Denise Ferreira da Silva is Professor and Director of The Social Justice Institute (the Institute for Gender, Race, Sexuality and Social Justice) at the University of British Columbia. Before joining UBC, she was an Associate Professor of Ethnic Studies at the University of California, San Diego and, from 2010 to 2015, she held the inaugural chair in Ethics at the School of Business and Management and the directorship of the Centre for Ethics and Politics at Queen Mary University of London. Her work in the contemporary art sphere includes texts for the 2016 Liverpool and Sao Paulo Biennales; advising Natasha Ginwala, the curator for the Contour Biennale 8 (Mechelen, 2017); as well as events (performances, talks and private sessions) and texts that form part of her own practice, Poethical Readings (in collaboration with Valentina Desideri).
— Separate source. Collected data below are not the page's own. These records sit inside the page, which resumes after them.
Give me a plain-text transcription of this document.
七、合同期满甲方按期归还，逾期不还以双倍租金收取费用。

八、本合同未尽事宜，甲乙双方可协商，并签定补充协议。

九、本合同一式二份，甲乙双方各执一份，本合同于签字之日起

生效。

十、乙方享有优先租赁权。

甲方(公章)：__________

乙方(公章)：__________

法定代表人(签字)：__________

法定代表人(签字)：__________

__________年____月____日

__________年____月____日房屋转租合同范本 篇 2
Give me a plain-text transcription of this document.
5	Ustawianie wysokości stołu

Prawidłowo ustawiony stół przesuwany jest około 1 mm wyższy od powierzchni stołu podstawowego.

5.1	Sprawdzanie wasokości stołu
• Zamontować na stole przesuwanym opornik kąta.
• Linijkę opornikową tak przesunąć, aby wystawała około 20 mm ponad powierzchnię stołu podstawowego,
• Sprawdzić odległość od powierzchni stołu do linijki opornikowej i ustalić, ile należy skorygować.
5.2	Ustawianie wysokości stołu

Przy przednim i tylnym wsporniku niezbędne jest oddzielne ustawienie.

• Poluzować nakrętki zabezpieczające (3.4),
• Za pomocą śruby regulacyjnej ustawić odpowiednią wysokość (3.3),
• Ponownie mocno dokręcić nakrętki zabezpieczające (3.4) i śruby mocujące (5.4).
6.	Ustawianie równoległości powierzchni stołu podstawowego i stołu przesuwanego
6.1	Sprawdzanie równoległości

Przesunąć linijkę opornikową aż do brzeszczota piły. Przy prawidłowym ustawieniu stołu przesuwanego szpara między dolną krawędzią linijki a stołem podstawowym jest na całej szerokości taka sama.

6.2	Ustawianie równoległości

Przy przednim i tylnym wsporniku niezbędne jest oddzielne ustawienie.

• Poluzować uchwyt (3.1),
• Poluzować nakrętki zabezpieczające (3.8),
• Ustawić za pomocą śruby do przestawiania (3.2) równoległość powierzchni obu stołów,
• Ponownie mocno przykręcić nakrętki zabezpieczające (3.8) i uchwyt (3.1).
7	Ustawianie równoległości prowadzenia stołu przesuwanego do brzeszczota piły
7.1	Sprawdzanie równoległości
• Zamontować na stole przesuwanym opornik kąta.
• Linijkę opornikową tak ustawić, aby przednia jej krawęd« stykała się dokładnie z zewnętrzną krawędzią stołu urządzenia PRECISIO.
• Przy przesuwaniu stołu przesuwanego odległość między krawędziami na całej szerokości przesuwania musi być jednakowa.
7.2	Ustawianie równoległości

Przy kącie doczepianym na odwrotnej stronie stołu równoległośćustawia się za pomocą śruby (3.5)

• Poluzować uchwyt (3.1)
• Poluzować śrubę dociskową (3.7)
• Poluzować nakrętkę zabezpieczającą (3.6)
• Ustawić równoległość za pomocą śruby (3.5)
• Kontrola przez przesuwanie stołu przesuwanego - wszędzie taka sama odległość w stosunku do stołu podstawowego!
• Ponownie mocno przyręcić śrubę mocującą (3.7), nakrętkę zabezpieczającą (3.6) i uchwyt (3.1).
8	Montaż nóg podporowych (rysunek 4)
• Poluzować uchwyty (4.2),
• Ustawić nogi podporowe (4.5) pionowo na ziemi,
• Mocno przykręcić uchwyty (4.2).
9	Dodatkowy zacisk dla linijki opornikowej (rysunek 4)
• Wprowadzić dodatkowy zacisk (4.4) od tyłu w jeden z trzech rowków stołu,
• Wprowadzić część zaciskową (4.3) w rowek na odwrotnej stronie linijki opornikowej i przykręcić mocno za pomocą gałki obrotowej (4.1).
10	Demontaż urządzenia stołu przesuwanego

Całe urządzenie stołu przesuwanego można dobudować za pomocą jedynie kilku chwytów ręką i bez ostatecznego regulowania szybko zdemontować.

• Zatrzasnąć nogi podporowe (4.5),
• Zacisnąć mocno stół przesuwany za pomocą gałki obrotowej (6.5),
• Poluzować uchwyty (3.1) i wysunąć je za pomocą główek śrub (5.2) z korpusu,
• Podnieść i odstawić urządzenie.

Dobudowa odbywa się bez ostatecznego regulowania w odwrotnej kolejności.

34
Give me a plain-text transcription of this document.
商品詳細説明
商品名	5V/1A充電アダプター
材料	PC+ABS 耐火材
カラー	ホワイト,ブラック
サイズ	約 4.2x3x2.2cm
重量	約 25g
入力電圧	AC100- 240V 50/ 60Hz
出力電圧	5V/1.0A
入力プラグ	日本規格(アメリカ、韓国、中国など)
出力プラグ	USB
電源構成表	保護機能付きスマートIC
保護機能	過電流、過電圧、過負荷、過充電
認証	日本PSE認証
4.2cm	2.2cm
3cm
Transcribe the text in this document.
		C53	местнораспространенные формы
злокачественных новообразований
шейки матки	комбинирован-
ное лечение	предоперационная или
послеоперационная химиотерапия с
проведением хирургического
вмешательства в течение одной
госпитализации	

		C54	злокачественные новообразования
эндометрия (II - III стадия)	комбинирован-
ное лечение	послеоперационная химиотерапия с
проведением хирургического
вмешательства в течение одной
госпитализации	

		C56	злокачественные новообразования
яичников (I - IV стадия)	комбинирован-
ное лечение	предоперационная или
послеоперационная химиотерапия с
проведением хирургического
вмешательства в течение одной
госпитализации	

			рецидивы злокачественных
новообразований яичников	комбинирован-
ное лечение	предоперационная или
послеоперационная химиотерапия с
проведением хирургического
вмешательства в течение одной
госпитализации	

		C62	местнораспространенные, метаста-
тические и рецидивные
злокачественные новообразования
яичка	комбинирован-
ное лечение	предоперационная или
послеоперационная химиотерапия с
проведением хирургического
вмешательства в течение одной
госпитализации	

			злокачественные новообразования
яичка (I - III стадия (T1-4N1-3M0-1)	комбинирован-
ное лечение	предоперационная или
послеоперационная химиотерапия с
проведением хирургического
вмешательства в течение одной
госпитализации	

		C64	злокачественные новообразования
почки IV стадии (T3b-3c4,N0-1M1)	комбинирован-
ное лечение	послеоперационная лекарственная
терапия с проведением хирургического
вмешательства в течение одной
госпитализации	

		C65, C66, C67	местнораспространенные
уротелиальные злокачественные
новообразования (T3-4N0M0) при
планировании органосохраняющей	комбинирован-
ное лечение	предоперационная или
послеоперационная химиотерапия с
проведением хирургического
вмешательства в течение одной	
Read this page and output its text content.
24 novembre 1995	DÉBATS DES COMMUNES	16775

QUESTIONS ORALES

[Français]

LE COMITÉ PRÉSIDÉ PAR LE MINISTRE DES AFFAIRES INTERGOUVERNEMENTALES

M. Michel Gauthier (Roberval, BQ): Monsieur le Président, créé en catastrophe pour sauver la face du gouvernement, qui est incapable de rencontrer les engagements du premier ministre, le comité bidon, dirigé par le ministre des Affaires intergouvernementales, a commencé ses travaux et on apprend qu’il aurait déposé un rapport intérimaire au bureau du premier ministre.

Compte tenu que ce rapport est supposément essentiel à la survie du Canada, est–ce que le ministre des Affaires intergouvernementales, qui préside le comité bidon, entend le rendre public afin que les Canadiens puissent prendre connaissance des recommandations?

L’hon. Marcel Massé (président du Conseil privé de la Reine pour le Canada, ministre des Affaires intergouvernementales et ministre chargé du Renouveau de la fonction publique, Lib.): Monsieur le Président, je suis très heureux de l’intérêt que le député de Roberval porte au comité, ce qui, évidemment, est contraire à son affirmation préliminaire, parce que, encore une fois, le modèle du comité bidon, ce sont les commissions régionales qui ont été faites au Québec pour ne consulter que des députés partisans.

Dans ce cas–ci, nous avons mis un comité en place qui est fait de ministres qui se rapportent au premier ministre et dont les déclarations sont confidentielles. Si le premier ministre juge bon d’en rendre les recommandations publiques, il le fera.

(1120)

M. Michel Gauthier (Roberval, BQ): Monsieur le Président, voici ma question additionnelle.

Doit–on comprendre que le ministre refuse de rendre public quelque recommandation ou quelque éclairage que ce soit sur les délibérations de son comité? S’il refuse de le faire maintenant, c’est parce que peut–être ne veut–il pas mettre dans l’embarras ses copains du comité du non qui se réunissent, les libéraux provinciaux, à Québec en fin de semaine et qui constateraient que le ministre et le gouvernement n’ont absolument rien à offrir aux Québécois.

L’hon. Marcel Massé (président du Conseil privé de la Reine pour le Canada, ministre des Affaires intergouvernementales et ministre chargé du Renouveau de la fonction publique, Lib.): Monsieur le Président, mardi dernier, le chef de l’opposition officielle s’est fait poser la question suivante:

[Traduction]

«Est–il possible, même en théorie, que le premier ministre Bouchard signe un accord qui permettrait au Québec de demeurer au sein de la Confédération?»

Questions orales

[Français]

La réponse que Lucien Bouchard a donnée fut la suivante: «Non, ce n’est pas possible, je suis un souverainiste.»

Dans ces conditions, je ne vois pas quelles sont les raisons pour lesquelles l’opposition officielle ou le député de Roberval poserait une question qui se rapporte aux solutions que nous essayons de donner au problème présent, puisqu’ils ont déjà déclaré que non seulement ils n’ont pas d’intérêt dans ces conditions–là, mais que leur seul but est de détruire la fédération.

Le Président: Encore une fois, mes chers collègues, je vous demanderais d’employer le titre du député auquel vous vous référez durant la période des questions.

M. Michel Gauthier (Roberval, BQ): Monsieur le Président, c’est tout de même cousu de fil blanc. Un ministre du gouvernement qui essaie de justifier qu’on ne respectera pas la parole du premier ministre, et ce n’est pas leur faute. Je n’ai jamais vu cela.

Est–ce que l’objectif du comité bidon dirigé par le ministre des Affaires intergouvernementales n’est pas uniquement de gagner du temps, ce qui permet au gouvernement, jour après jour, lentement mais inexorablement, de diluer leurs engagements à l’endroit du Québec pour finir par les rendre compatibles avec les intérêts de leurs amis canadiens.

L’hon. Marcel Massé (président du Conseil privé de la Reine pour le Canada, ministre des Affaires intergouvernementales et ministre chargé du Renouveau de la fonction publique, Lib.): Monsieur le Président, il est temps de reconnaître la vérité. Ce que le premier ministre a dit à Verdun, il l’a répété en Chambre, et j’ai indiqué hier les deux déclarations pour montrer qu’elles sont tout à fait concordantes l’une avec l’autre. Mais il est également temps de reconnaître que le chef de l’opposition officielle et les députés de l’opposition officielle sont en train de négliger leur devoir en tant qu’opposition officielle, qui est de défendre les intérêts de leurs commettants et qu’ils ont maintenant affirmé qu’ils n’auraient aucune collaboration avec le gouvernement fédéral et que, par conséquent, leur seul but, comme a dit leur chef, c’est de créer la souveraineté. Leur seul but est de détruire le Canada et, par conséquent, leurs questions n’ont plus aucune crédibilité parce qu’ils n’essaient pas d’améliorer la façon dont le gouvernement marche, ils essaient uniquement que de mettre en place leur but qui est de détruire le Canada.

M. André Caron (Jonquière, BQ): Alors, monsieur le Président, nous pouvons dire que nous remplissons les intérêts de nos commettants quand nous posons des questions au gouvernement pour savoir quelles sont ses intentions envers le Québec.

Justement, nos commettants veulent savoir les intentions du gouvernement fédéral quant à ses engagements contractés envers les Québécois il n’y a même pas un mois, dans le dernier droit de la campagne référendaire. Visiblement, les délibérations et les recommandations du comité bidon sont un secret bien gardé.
The Music Appreciation Society* is a make-believe secret society dedicated to the public appreciation of music. The primary activity of TMAS is to promote the discussion of music, especially popular music, in an art context.
TMAS presents panel discussion listening events and music performances, and has produced a compilation CD, titled The Music Appreciation Society Presents Vancouver, British Columbia, Canada. TMAS is currently working on a book of interviews with artists about their relationship with music. The Music Appreciation Society is an ongoing collaborative project of Vancouver-based artists Brady Cranfield and Kathy Slade. The artists also work together making art and music as Cranfield and Slade. Their concept album, 12 Sun Songs, was released in 2009, as was a 7″ single for Fillip magazine, entitled Sunshine Daydream. Their next record, 10 Riot Songs, was released in the fall of 2011.